Matériel et esquisse de l’HISTOIRE DE LA COLONIE GRECQUE EN CORSE, après une colecte de chants et de mots,

par le médecin N. V. FARDY de Samothrace.

À Athènes, imprimé par l’imprimerie Anestis Konstantinidis, 1888

Ouvrage en grec numérisé

PROLOGUE.

Le distingué médecin expatrié à Marseille, M. Stavros Metaxas, ayant appris par hasard qu’il existait en Corse une colonie grecque qui conservait encore de aspects de la vie grecque, il s’y rendit en 1883 afin de voir de ses propres yeux cette colonie grecque.

Il fut ému lorsqu’il découvrit, dans ce lieu qui lui était totalement étranger, des gens parlant  sa langue et  animés d’un sentiment grec pur. Cette joie l’incita à rester parmi ces compatriotes inconnus, autant qu’il le pouvait, c’est-à-dire un an. Pendant tout le temps qu’il y séjourna, on entendait toujours la même voix autour de lui : nous avons certes réussi à nous maintenir jusqu’à présent, mais à l’avenir, pour de nombreuses et diverses raisons, nous ne pouvons conserver cet esprit.
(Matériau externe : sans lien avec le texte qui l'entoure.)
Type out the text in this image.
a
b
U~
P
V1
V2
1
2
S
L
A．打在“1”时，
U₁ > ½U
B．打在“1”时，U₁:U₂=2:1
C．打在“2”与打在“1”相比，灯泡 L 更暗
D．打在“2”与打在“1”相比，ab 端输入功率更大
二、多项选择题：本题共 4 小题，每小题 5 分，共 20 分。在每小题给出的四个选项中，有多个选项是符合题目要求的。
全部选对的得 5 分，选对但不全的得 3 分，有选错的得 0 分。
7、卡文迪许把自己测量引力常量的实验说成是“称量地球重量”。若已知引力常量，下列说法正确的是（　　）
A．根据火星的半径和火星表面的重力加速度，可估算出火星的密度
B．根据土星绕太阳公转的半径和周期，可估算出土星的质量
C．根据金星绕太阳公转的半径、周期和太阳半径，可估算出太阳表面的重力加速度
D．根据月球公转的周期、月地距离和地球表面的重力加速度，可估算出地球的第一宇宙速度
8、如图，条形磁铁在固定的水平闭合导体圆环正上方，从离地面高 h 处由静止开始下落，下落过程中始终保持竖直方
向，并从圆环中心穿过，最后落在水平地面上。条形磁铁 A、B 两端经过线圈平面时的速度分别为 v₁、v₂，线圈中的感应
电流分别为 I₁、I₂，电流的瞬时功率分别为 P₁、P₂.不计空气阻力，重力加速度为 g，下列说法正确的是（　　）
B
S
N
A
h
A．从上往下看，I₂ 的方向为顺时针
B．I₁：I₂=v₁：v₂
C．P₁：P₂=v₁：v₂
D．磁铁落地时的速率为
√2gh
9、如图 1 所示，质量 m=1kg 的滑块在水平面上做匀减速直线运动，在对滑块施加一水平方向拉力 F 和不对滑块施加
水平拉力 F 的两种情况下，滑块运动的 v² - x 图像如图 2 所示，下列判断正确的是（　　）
Le sort des colonies grecques établies en Italie du Sud et en Sicile après la chute de Constantinople ne sera pas très diférent du nôtre.

Il n’a pas tardé à comprendre cette vérité. Nos compatriotes de Corse, voyant depuis quelque temps leur inévitable ruine approcher, ont commencé à s’en inquiéter sérieusement. Lorsqu’ils ont reconnu en la personne de M. S. Metaxas un homme qui se préoccupe de l’éducation grecque dans son ensemble, ils n’ont pas hésité à le prier de prendre soin d’eux.

  1. S. Metaxas, voyant leur grand empressement à conserver leur langue maternelle, leur promit de faire tout son possible. À cet effet, après un certain temps, il trouva un compatriote bienveillant, M. Christakis Zografos, s’entendit avec lui et décida que tous deux se rendraient en Corse pour aider leurs compatriotes. Ils convinrent donc d’envoyer un professeur de grec pendant sept ans, avec un salaire annuel de 3 500 francs. M. S. Metaxas, conaissant personèlement l’auteur de l’ouvrage, le pria d’accepter cette mission.